'Besharam is so unbelievably sloppy and senseless, not even the best actors in the business can redeem it no matter how hard they try.'
Sukanya Verma pronounces her judgement on the Ranbir Kapoor-starrer.
“Just wanted to demonstrate my talent,” explains a sheepish Ranbir Kapoor to Javed Jaffrey during the climax of Besharam.
Though said in a separate context, it sounds like an apology at that point. You see, after sitting through the entire course of Abhinav Kashyap’s hideous new film, it’s only fair to expect one.
The director of the predictable but entertaining Dabangg opts for yet another hackneyed plot about the proverbial misguided but golden-hearted orphan cum car thief and his decision to turn a new leaf after he falls in love.
Only Besharam, with its tedious soundtrack (brace yourself for a song after every few minutes) and low-cost disposition, is so unbelievably sloppy and senseless, not even the best actors in the business can redeem it no matter how hard they try.

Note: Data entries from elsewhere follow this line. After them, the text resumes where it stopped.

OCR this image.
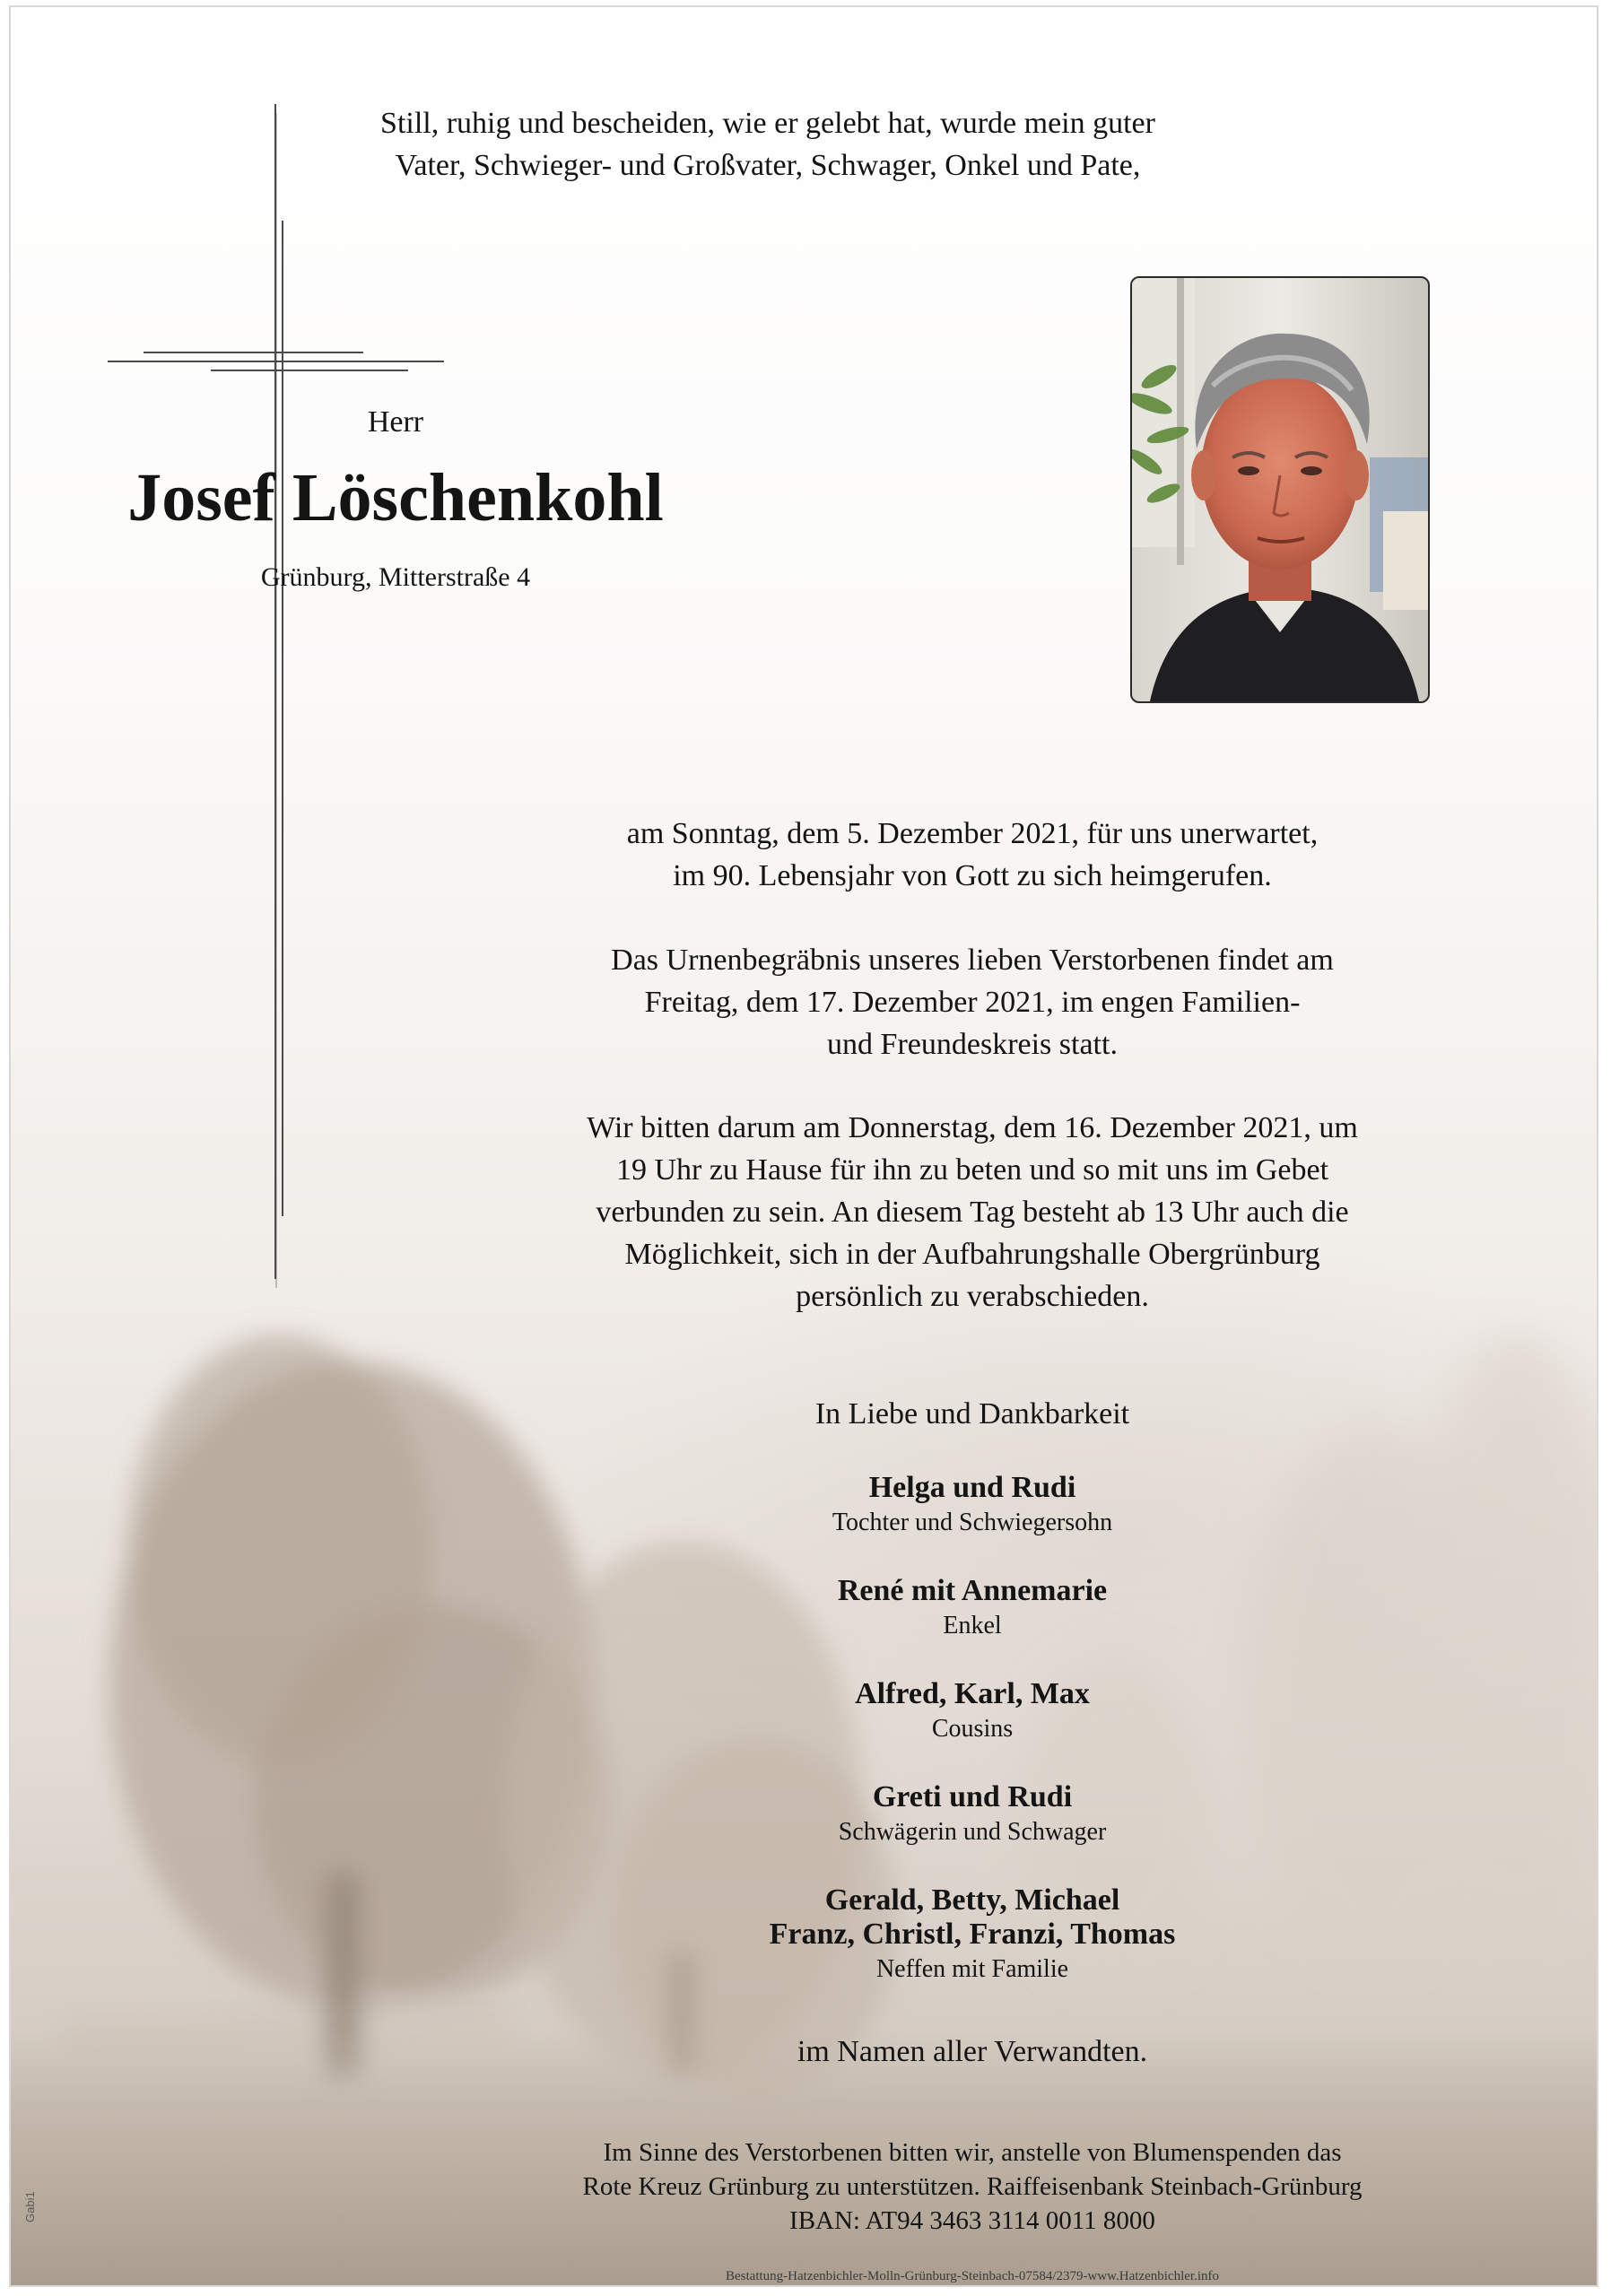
Still, ruhig und bescheiden, wie er gelebt hat, wurde mein guter

Vater, Schwieger- und Großvater, Schwager, Onkel und Pate,

Herr

Josef Löschenkohl

Grünburg, Mitterstraße 4

am Sonntag, dem 5. Dezember 2021, für uns unerwartet,

im 90. Lebensjahr von Gott zu sich heimgerufen.

Das Urnenbegräbnis unseres lieben Verstorbenen findet am

Freitag, dem 17. Dezember 2021, im engen Familien-

und Freundeskreis statt.

Wir bitten darum am Donnerstag, dem 16. Dezember 2021, um

19 Uhr zu Hause für ihn zu beten und so mit uns im Gebet

verbunden zu sein. An diesem Tag besteht ab 13 Uhr auch die

Möglichkeit, sich in der Aufbahrungshalle Obergrünburg

persönlich zu verabschieden.

In Liebe und Dankbarkeit

Helga und Rudi

Tochter und Schwiegersohn

René mit Annemarie

Enkel

Alfred, Karl, Max

Cousins

Greti und Rudi

Schwägerin und Schwager

Gerald, Betty, Michael

Franz, Christl, Franzi, Thomas

Neffen mit Familie

im Namen aller Verwandten.

Im Sinne des Verstorbenen bitten wir, anstelle von Blumenspenden das

Rote Kreuz Grünburg zu unterstützen. Raiffeisenbank Steinbach-Grünburg

IBAN: AT94 3463 3114 0011 8000

Bestattung-Hatzenbichler-Molln-Grünburg-Steinbach-07584/2379-www.Hatzenbichler.info

Gabi1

And try they do, hard, too hard.
If Dabangg benefitted from Salman Khan’s effusive charisma, trippy treatment, Sonakshi Sinha’s piquant presence and a swashbuckling background score, Besharam relies on Kapoors – Ranbir, Rishi and Neetu to do miracles without any of the crisply penned lines or a witty screenplay at their disposal.
Instead the Kapoor men embarrass themselves in moments of groan-inducing toilet humour – the elder one relieves his constipated tummy through a blare of faecal evacuations, the younger lad prefers to pee in a mustard field to the sound of Dilwale Dulhania Le Jayenge’s Tujhe Dekha. (The song pops up again to inject a flat comic interlude involving a romantic dog chase).
Only five-year olds may find such gags funny but Besharam, with all its lewd innuendoes and crude gesturing, isn’t children friendly from any angle. Pray, what’s amusing about a girl saying “Rape kar diya mera toh?” The problem is the insouciance with which it finds mention in Kashyap's second directorial venture.
It’s like the whole point behind this movie is to emphasise on Ranbir’s
I’ve never held back in applauding the talent of Ranbir Kapoor. He’s one of the most exciting artists of this generation. But whether he likes it or not, his viewer now expects a certain credibility from his choices. I don’t know what connected him to this script but Besharam seems like a terrible miscalculation.
And this is not some squeamish grievance just because the film maintains an over-the-top, loutish tone. RK has earlier done physical comedy (Ajab Prem Ki Ghazab Kahani) and played the uncouth bloke adopting an in-your-face approach to woo the girl (Rockstar) but his character was substantiated with enough heft and humour.
Here his Babli (that’s his name and, exactly, no one laughed) who dresses up like an atrocious combination of Govinda (think Dulhe Raja), Mithun Chakravarthy (think 80s) and Chunky Pandey’s (think all the time) garish wardrobe is just a wayward jerk who dares to presume he can endear you with his obscene antics.
Ranbir’s performance is adequately uninhibited and, admittedly, modelled around Mike Myers' Austin Powers. But he fails to make us care forget root for Babli or warm up to his Besharmi. Of his parents, playing a husband-wife pair of bantering, crooked Delhi cops, Neetu Kapoor is distressingly raucous while tubby hubby Rishi Kapoor takes off on Sunny Deol’s roaring frenzy in a scene that seems to have slipped out of Rohit Shetty’s imagination.
And leading lady Pallavi Sharda’s stiff screen presence coupled with her nearly violent dancing skills highlight her insufficiencies in a magnified view. Her performance is insipid to the extent you’re likely to notice the absolute trivial. (Like who fries tomatoes before onions?)
Meanwhile, the usually dependable Javed Jaffrey plays a costume-y villain with the attention span of a man who has better things to do.
And if you do too, spare yourself from this shame of a movie.